Ostatnio nic nie jest jak w obrazku. Wszystko przez matkę.
Mnie samą czyli.
Matce się nie chce nic. A jak już coś się zachce to dla
siebie. I chaotycznie.
I bez sensu, składu i ładu. I tak od kilku dobrych
tygodni.
Nie tak miało być:
JEDZENIE:
Dupa z odchudzaniem – odżywiam się słodyczami
W porze robienia obiadu rysuję sobie. Dziecko chodzi głodne.
Ukrywam się z Twixem – przecież Zosia musi zdrowo jeść.

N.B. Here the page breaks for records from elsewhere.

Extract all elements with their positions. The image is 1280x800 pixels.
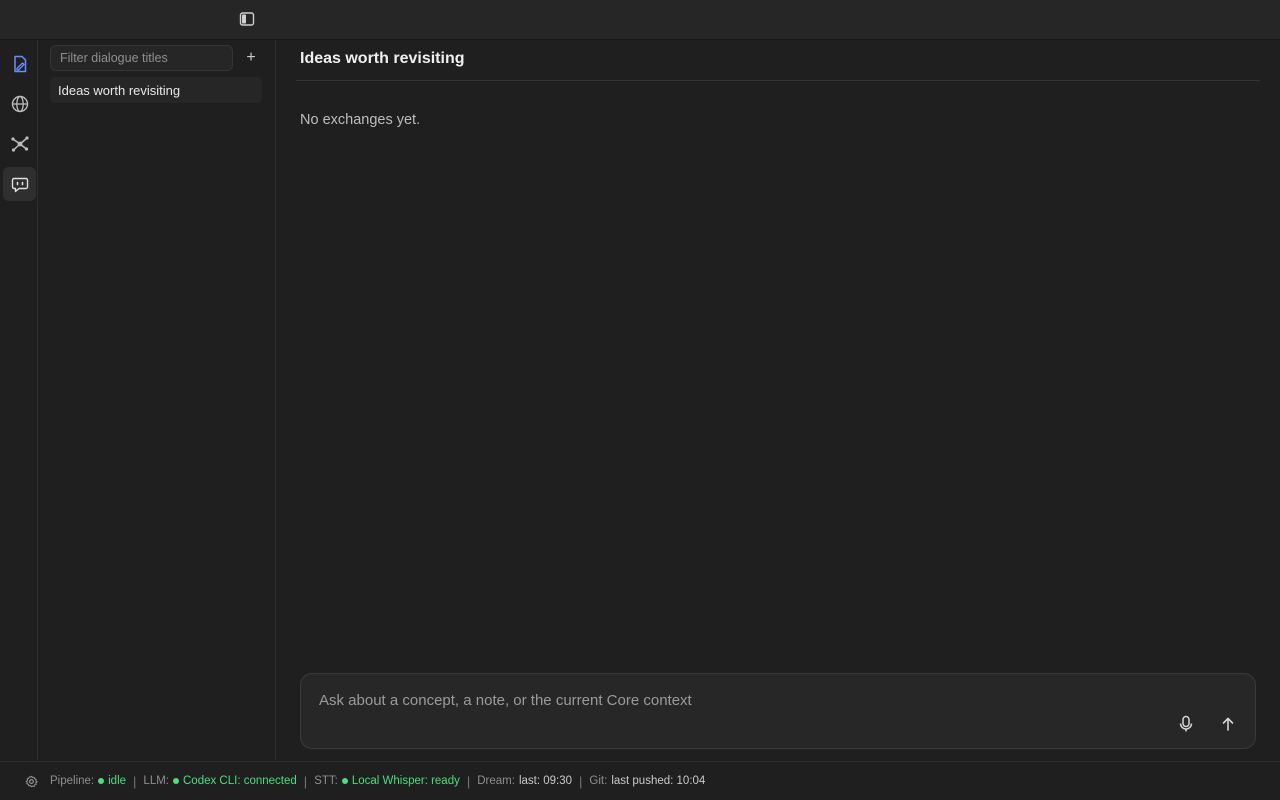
activity-bar [0,40,38,760]
status-bar: Pipeline: idle | LLM: Codex CLI: connect… [0,761,1280,800]
pipeline-label: Pipeline: [50,775,95,787]
add-dialogue-button[interactable]: + [241,48,261,68]
status-separator: | [466,773,471,789]
pipeline-status: idle [108,775,127,787]
dream-status: last: 09:30 [518,775,573,787]
stt-status: Local Whisper: ready [351,775,460,787]
chat-composer [300,673,1256,749]
status-separator: | [133,773,137,789]
microphone-icon[interactable] [1174,712,1198,736]
git-status: last pushed: 10:04 [611,775,706,787]
filter-dialogue-input[interactable] [50,45,233,71]
chat-bot-icon[interactable] [3,167,36,201]
pipeline-status-dot [98,778,105,784]
dream-label: Dream: [477,775,515,787]
graph-network-icon[interactable] [3,127,36,161]
git-label: Git: [589,775,608,787]
llm-label: LLM: [143,775,169,787]
edit-note-icon[interactable] [3,47,36,81]
stt-status-dot [341,778,348,784]
arrow-up-icon[interactable] [1216,712,1240,736]
llm-status-dot [173,778,179,784]
status-separator: | [579,773,583,789]
dialogue-list-item[interactable]: Ideas worth revisiting [50,77,262,103]
title-bar [0,0,1280,40]
title-divider [296,80,1260,81]
status-separator: | [303,773,308,789]
sidebar-toggle-icon[interactable] [238,10,256,28]
chat-input[interactable] [319,688,1159,712]
stt-label: STT: [314,775,338,787]
globe-icon[interactable] [3,87,36,121]
gear-icon[interactable] [24,774,38,788]
page-title: Ideas worth revisiting [300,50,465,67]
llm-status: Codex CLI: connected [183,775,297,787]
empty-state-text: No exchanges yet. [300,112,421,128]
dialogue-list-panel: + Ideas worth revisiting [38,40,276,760]
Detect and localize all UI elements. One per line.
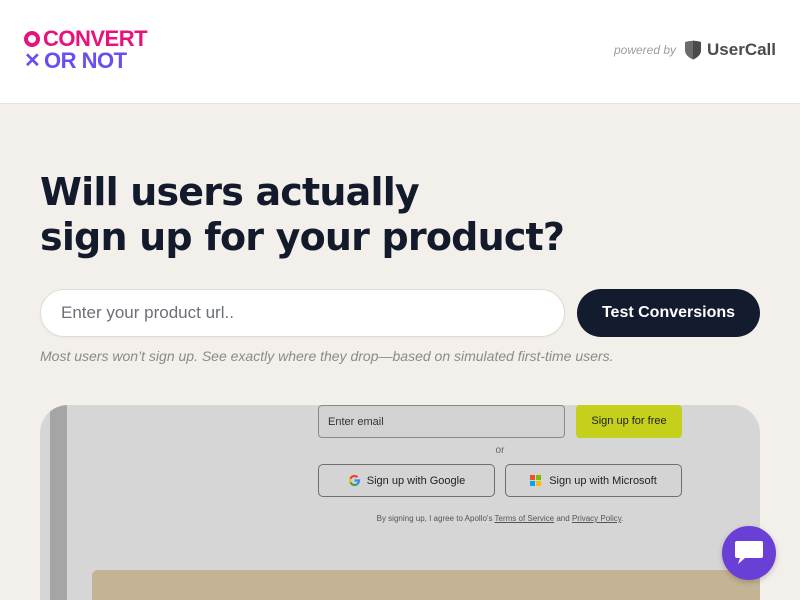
logo-text-2: OR NOT [44,48,127,73]
preview-google-label: Sign up with Google [366,474,466,487]
hero-subtext: Most users won’t sign up. See exactly wh… [40,348,614,364]
signup-preview-card: Enter email Sign up for free or Sign up … [40,405,760,600]
x-mark-icon: ✕ [24,50,41,72]
chat-launcher-button[interactable] [722,526,776,580]
preview-email-field: Enter email [318,405,565,438]
usercall-brand: UserCall [707,40,776,59]
headline-line-1: Will users actually [40,170,420,214]
preview-side-rail [50,405,67,600]
site-header: CONVERT ✕ OR NOT powered by UserCall [0,0,800,104]
logo-line-2: ✕ OR NOT [24,48,147,73]
product-url-input[interactable] [40,289,565,337]
terms-of-service-link: Terms of Service [494,514,555,523]
logo-text-1: CONVERT [43,26,148,51]
terms-suffix: . [621,514,624,523]
circle-o-icon [24,31,40,47]
usercall-shield-icon [685,40,702,60]
google-icon [348,474,360,487]
powered-by-text: powered by [613,43,677,57]
terms-prefix: By signing up, I agree to Apollo's [376,514,493,523]
headline-line-2: sign up for your product? [40,215,565,259]
convert-or-not-logo[interactable]: CONVERT ✕ OR NOT [24,26,148,73]
microsoft-icon [530,474,542,487]
logo-line-1: CONVERT [24,26,148,51]
hero-headline: Will users actually sign up for your pro… [40,170,565,260]
powered-by[interactable]: powered by UserCall [614,40,776,60]
preview-image-block [92,570,760,600]
preview-signup-button: Sign up for free [576,405,682,438]
preview-microsoft-button: Sign up with Microsoft [505,464,682,497]
chat-bubble-icon [735,541,763,564]
privacy-policy-link: Privacy Policy [571,514,622,523]
test-conversions-button[interactable]: Test Conversions [577,289,760,337]
terms-and: and [556,514,570,523]
preview-microsoft-label: Sign up with Microsoft [549,474,657,487]
preview-or-divider: or [495,445,505,456]
preview-google-button: Sign up with Google [318,464,495,497]
preview-terms-text: By signing up, I agree to Apollo's Terms… [318,514,682,523]
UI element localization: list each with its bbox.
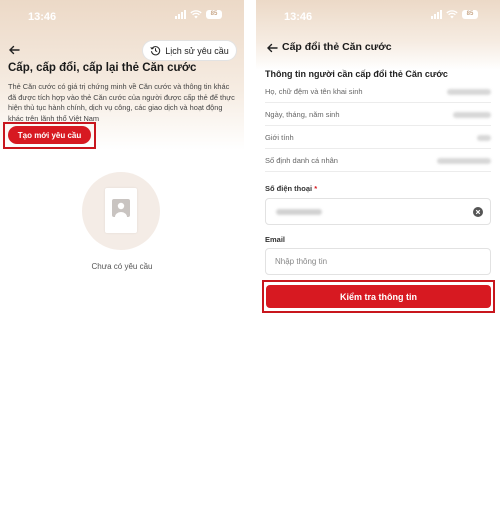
empty-state-illustration (82, 172, 160, 250)
email-field (265, 248, 491, 275)
info-label: Ngày, tháng, năm sinh (265, 110, 340, 119)
back-arrow-icon[interactable] (7, 43, 21, 57)
clear-icon[interactable] (473, 207, 483, 217)
info-label: Giới tính (265, 133, 294, 142)
section-title: Thông tin người cần cấp đổi thẻ Căn cước (265, 69, 448, 79)
signal-icon (431, 10, 442, 19)
email-input[interactable] (267, 250, 489, 273)
redacted-value (437, 157, 491, 164)
info-row-birthdate: Ngày, tháng, năm sinh (265, 104, 491, 126)
history-clock-icon (150, 46, 161, 56)
screen-card-renewal-form: 13:46 85 Cấp đổi thẻ Căn cước Thông tin … (256, 0, 500, 527)
wifi-icon (190, 10, 202, 19)
back-arrow-icon[interactable] (265, 41, 279, 55)
info-row-gender: Giới tính (265, 127, 491, 149)
info-label: Số định danh cá nhân (265, 156, 338, 165)
create-request-button[interactable]: Tạo mới yêu cầu (8, 126, 91, 144)
wifi-icon (446, 10, 458, 19)
history-button-label: Lịch sử yêu cầu (165, 45, 229, 56)
check-info-button[interactable]: Kiểm tra thông tin (266, 285, 491, 308)
battery-icon: 85 (462, 10, 478, 19)
page-description: Thẻ Căn cước có giá trị chứng minh về Că… (8, 82, 235, 123)
page-title: Cấp, cấp đổi, cấp lại thẻ Căn cước (8, 62, 197, 74)
status-bar: 13:46 85 (256, 0, 500, 34)
status-icons: 85 (431, 10, 478, 19)
status-icons: 85 (175, 10, 222, 19)
info-row-fullname: Họ, chữ đệm và tên khai sinh (265, 81, 491, 103)
page-title: Cấp đổi thẻ Căn cước (282, 41, 392, 53)
id-card-avatar-icon (112, 199, 130, 217)
redacted-phone-value (276, 209, 322, 215)
status-time: 13:46 (28, 11, 57, 23)
email-field-label: Email (265, 235, 286, 244)
battery-icon: 85 (206, 10, 222, 19)
phone-field[interactable] (265, 198, 491, 225)
required-marker: * (314, 184, 318, 193)
redacted-value (447, 88, 491, 95)
id-card-image (105, 188, 137, 233)
history-button[interactable]: Lịch sử yêu cầu (142, 40, 237, 61)
info-row-id-number: Số định danh cá nhân (265, 150, 491, 172)
redacted-value (453, 111, 491, 118)
status-time: 13:46 (284, 11, 313, 23)
signal-icon (175, 10, 186, 19)
status-bar: 13:46 85 (0, 0, 244, 34)
empty-state-text: Chưa có yêu cầu (91, 262, 153, 271)
redacted-value (477, 134, 491, 141)
phone-field-label: Số điện thoại * (265, 184, 318, 193)
info-label: Họ, chữ đệm và tên khai sinh (265, 87, 363, 96)
screen-card-list: 13:46 85 Lịch sử yêu cầu Cấp, cấp đổi, c… (0, 0, 244, 527)
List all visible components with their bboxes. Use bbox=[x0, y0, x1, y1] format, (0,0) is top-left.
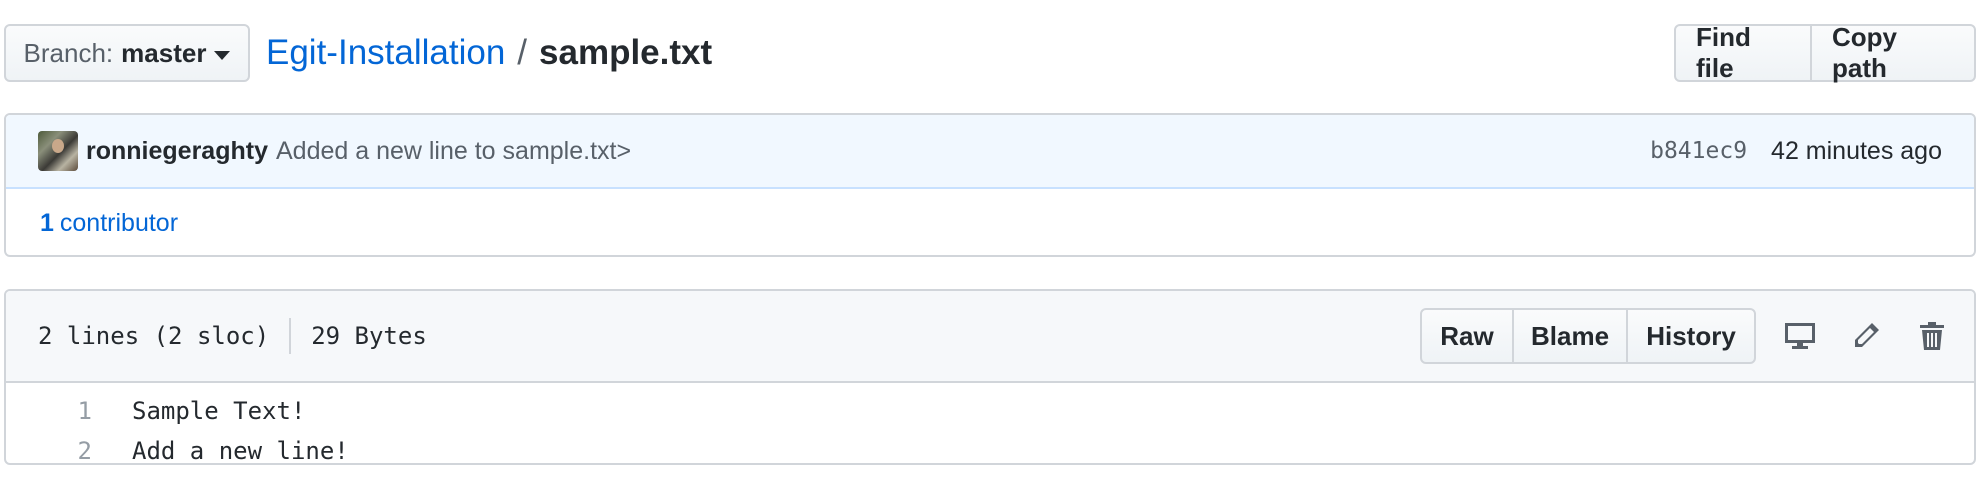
breadcrumb: Egit-Installation / sample.txt bbox=[266, 30, 712, 76]
file-info-divider bbox=[289, 318, 292, 354]
file-size: 29 Bytes bbox=[311, 322, 427, 350]
code-content: 1 Sample Text! 2 Add a new line! bbox=[6, 383, 1974, 465]
author-avatar[interactable] bbox=[38, 131, 78, 171]
contributor-count: 1 bbox=[40, 208, 54, 237]
line-number[interactable]: 2 bbox=[6, 437, 92, 463]
breadcrumb-separator: / bbox=[517, 33, 528, 72]
commit-time: 42 minutes ago bbox=[1771, 136, 1942, 165]
find-file-button[interactable]: Find file bbox=[1674, 22, 1812, 83]
line-content: Add a new line! bbox=[132, 437, 349, 465]
code-line: 1 Sample Text! bbox=[6, 391, 1974, 431]
commit-meta: b841ec9 42 minutes ago bbox=[1650, 137, 1942, 166]
contributor-label: contributor bbox=[59, 208, 179, 237]
breadcrumb-file-name: sample.txt bbox=[539, 33, 713, 72]
blame-button[interactable]: Blame bbox=[1512, 308, 1628, 364]
breadcrumb-repo-link[interactable]: Egit-Installation bbox=[266, 33, 505, 73]
copy-path-button[interactable]: Copy path bbox=[1810, 22, 1976, 83]
branch-name: master bbox=[121, 37, 207, 68]
file-viewer: 2 lines (2 sloc) 29 Bytes Raw Blame Hist… bbox=[4, 289, 1976, 465]
file-view-button-group: Raw Blame History bbox=[1420, 308, 1756, 364]
file-navigation: Find file Copy path bbox=[1674, 22, 1976, 83]
commit-sha-link[interactable]: b841ec9 bbox=[1650, 138, 1747, 164]
pencil-icon[interactable] bbox=[1844, 314, 1888, 358]
caret-down-icon bbox=[214, 50, 231, 60]
branch-select-button[interactable]: Branch: master bbox=[4, 24, 250, 82]
trash-icon[interactable] bbox=[1910, 314, 1954, 358]
commit-info-box: ronniegeraghty Added a new line to sampl… bbox=[4, 113, 1976, 257]
commit-message-link[interactable]: Added a new line to sample.txt> bbox=[276, 137, 631, 166]
line-number[interactable]: 1 bbox=[6, 397, 92, 425]
file-lines-info: 2 lines (2 sloc) bbox=[38, 322, 270, 350]
commit-author-link[interactable]: ronniegeraghty bbox=[86, 137, 268, 166]
history-button[interactable]: History bbox=[1626, 308, 1756, 364]
file-info: 2 lines (2 sloc) 29 Bytes bbox=[38, 318, 427, 354]
file-actions: Raw Blame History bbox=[1420, 308, 1954, 364]
raw-button[interactable]: Raw bbox=[1420, 308, 1514, 364]
line-content: Sample Text! bbox=[132, 397, 306, 425]
code-line: 2 Add a new line! bbox=[6, 431, 1974, 465]
desktop-icon[interactable] bbox=[1778, 314, 1822, 358]
branch-label: Branch: bbox=[23, 37, 114, 68]
contributors-row[interactable]: 1 contributor bbox=[6, 189, 1974, 255]
latest-commit-row: ronniegeraghty Added a new line to sampl… bbox=[6, 115, 1974, 189]
file-header: 2 lines (2 sloc) 29 Bytes Raw Blame Hist… bbox=[6, 291, 1974, 383]
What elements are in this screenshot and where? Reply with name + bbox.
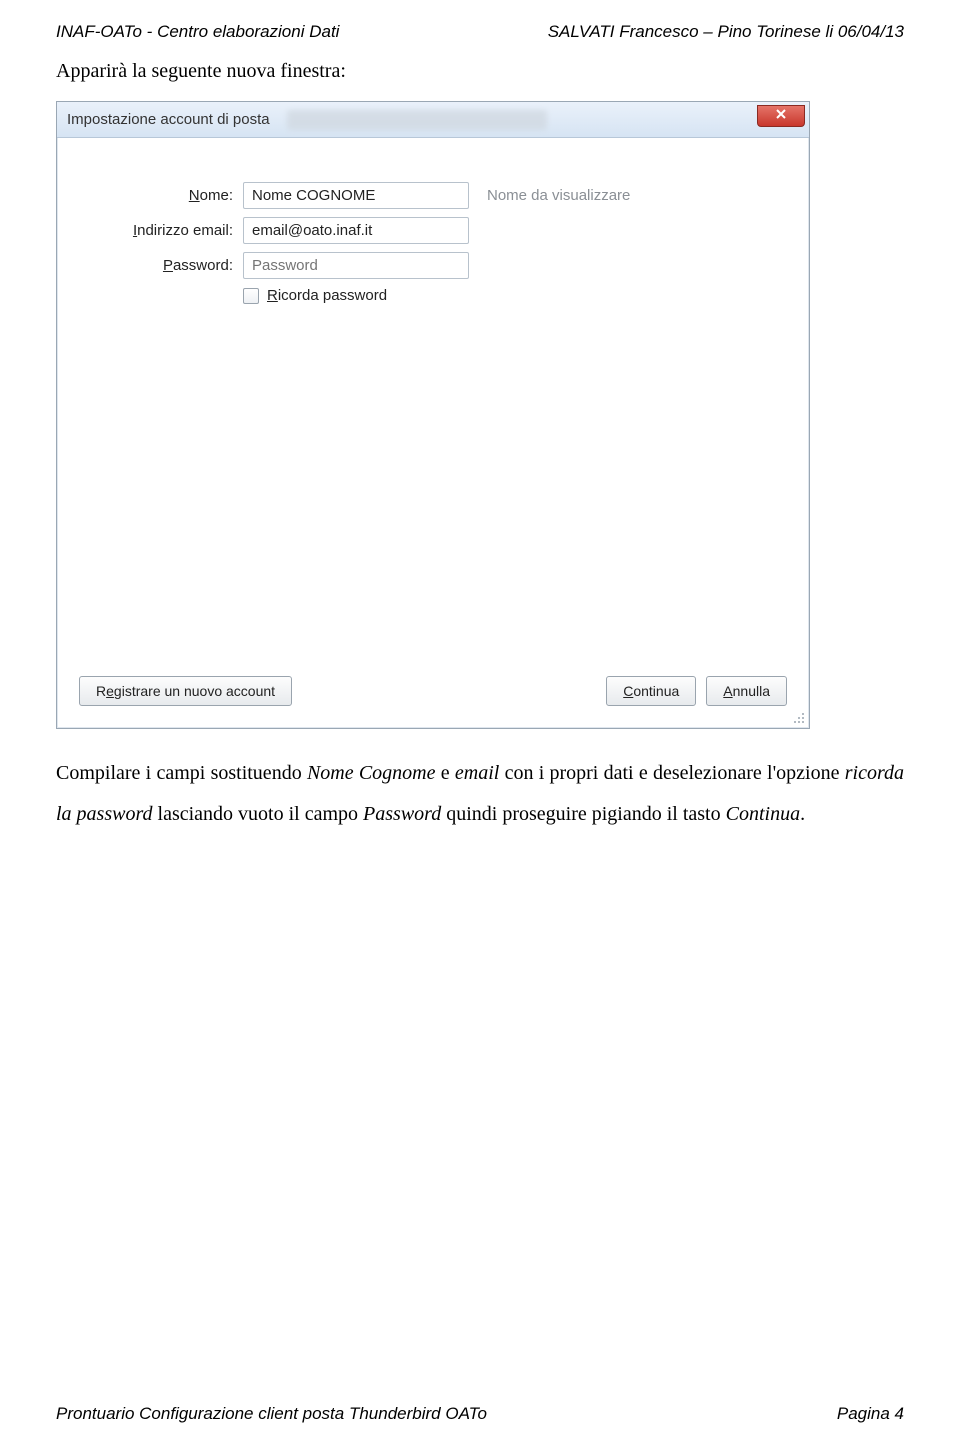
- register-post: gistrare un nuovo account: [114, 683, 275, 699]
- register-pre: R: [96, 683, 106, 699]
- label-name: Nome:: [85, 187, 243, 204]
- dialog-body: Nome: Nome da visualizzare Indirizzo ema…: [57, 138, 809, 728]
- label-pwd-ul: P: [163, 257, 173, 274]
- resize-grip-icon[interactable]: [791, 710, 807, 726]
- cancel-ul: A: [723, 683, 732, 699]
- p1d: email: [455, 762, 499, 784]
- row-name: Nome: Nome da visualizzare: [85, 182, 781, 209]
- email-input[interactable]: [243, 217, 469, 244]
- footer-left: Prontuario Configurazione client posta T…: [56, 1404, 487, 1424]
- remember-ul: R: [267, 287, 278, 304]
- p1h: Password: [363, 803, 441, 825]
- intro-text: Apparirà la seguente nuova finestra:: [0, 42, 960, 93]
- mail-setup-dialog: Impostazione account di posta Nome: Nome…: [56, 101, 810, 729]
- password-input[interactable]: [243, 252, 469, 279]
- remember-checkbox[interactable]: [243, 288, 259, 304]
- page-header: INAF-OATo - Centro elaborazioni Dati SAL…: [0, 0, 960, 42]
- register-ul: e: [106, 683, 114, 699]
- p1k: .: [800, 803, 805, 825]
- close-button[interactable]: [757, 105, 805, 127]
- close-icon: [775, 107, 787, 124]
- row-password: Password:: [85, 252, 781, 279]
- p1a: Compilare i campi sostituendo: [56, 762, 307, 784]
- row-email: Indirizzo email:: [85, 217, 781, 244]
- name-hint: Nome da visualizzare: [487, 187, 630, 204]
- titlebar-blur-region: [287, 110, 547, 130]
- continue-post: ontinua: [633, 683, 679, 699]
- remember-post: icorda password: [278, 287, 387, 304]
- cancel-post: nnulla: [733, 683, 770, 699]
- footer-right: Pagina 4: [837, 1404, 904, 1424]
- label-email: Indirizzo email:: [85, 222, 243, 239]
- register-account-button[interactable]: Registrare un nuovo account: [79, 676, 292, 706]
- p1b: Nome Cognome: [307, 762, 436, 784]
- label-name-ul: N: [189, 187, 200, 204]
- p1g: lasciando vuoto il campo: [153, 803, 364, 825]
- right-button-group: Continua Annulla: [606, 676, 787, 706]
- page-footer: Prontuario Configurazione client posta T…: [56, 1404, 904, 1424]
- p1i: quindi proseguire pigiando il tasto: [441, 803, 725, 825]
- cancel-button[interactable]: Annulla: [706, 676, 787, 706]
- instruction-paragraph: Compilare i campi sostituendo Nome Cogno…: [0, 729, 960, 835]
- label-name-post: ome:: [200, 187, 233, 204]
- p1c: e: [436, 762, 455, 784]
- remember-label: Ricorda password: [267, 287, 387, 304]
- header-right: SALVATI Francesco – Pino Torinese li 06/…: [548, 22, 904, 42]
- name-input[interactable]: [243, 182, 469, 209]
- dialog-titlebar: Impostazione account di posta: [57, 102, 809, 138]
- row-remember: Ricorda password: [243, 287, 781, 304]
- label-email-post: ndirizzo email:: [137, 222, 233, 239]
- continue-ul: C: [623, 683, 633, 699]
- label-pwd-post: assword:: [173, 257, 233, 274]
- continue-button[interactable]: Continua: [606, 676, 696, 706]
- header-left: INAF-OATo - Centro elaborazioni Dati: [56, 22, 339, 42]
- p1e: con i propri dati e deselezionare l'opzi…: [499, 762, 844, 784]
- dialog-button-row: Registrare un nuovo account Continua Ann…: [79, 676, 787, 706]
- p1j: Continua: [726, 803, 800, 825]
- label-password: Password:: [85, 257, 243, 274]
- dialog-title: Impostazione account di posta: [67, 111, 270, 128]
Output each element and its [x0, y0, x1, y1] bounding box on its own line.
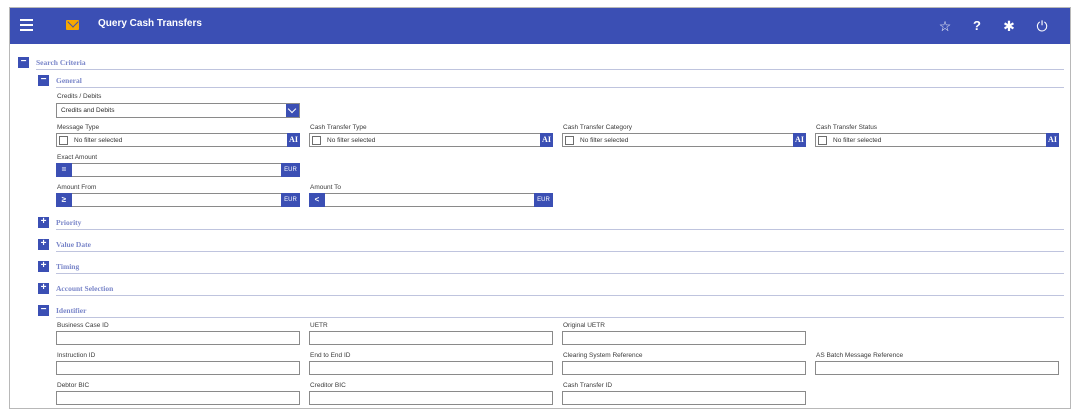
- amount-to-input[interactable]: < EUR: [309, 193, 553, 207]
- uetr-label: UETR: [310, 322, 328, 329]
- end-to-end-id-input[interactable]: [309, 361, 553, 375]
- collapse-icon[interactable]: −: [18, 57, 29, 68]
- instruction-id-input[interactable]: [56, 361, 300, 375]
- cash-transfer-type-label: Cash Transfer Type: [310, 124, 367, 131]
- section-account-selection[interactable]: + Account Selection: [38, 282, 1064, 296]
- divider: [56, 273, 1064, 274]
- collapse-icon[interactable]: −: [38, 75, 49, 86]
- divider: [56, 87, 1064, 88]
- cash-transfer-type-value: No filter selected: [327, 137, 376, 144]
- section-general: − General: [38, 74, 1064, 88]
- section-value-date[interactable]: + Value Date: [38, 238, 1064, 252]
- divider: [36, 69, 1064, 70]
- divider: [56, 317, 1064, 318]
- equals-operator-button[interactable]: =: [56, 163, 72, 177]
- creditor-bic-label: Creditor BIC: [310, 382, 346, 389]
- checkbox[interactable]: [312, 136, 321, 145]
- section-label: Account Selection: [56, 284, 114, 293]
- divider: [56, 229, 1064, 230]
- debtor-bic-input[interactable]: [56, 391, 300, 405]
- section-label: Priority: [56, 218, 82, 227]
- collapse-icon[interactable]: −: [38, 305, 49, 316]
- app-window: Query Cash Transfers ☆ ? ✱ ⏻ − Search Cr…: [9, 7, 1071, 409]
- expand-icon[interactable]: +: [38, 261, 49, 272]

Nie ogarniam obiadu codziennie – zupa wychodzi na 4 dni
(najpierw rosół, potem pomidorówa itd.)
Łykam tabun przeciwbólowych – migreny królują…
AKTYWNOŚĆ FIZYCZNA:
Biegam jak mam czas – czyli nieregularnie, rzadko – dla
stawów – najgorzej..
Wymyślam sobie zawody – kryzys 30tki
Nie mam motywacji i sił na ćwiczenia a la Chodakowska
Rower się zakurzył – jest za zimno i przyrosłam do siedzenia
samochodowego.
Kocham łóżko.
ZAKUPY:
Śmieję się z pędzących na wyprzedaże zakupoholików – sama
wróciłam
z dwiema parami butów…
Dwa dni po świętach kupuję Zosi kolejną zabawkę
MĄŻ:
Telefonicznie pytam go o radę, które buty kupić (odpowiednie
załączniki
w mailu). Mąż mi zgrabnie na to się wykręca od odpowiedzi:
Mogłabyś
obie pary, gdybyśmy większą szafę mieli.
Wyrzucam stare znoszone buty, i kupuję
dwie wspomniane pary nowych…
Kiedyś robiłam mu kanapki do pracy.
Daję mu listę prezentów na urodziny – tzw niespodzianka
kontrolowana…
Nie witam go po przyjściu z pracy, tylko rzucam zmysłowe:
wyrzuć śmieci – stoją przy drzwiach…
Biorąc prysznic wołam Męża nagle do łazienki: Podaj mi
chusteczki nawilżające –
z tej perspektywy widzę jaki brudny jest kaloryfer…..
ROZWÓJ/AMBICJE:
Nie mam weny blogowej. Zatykam fb fanpage’a krótkimi teksto-ilustracjami.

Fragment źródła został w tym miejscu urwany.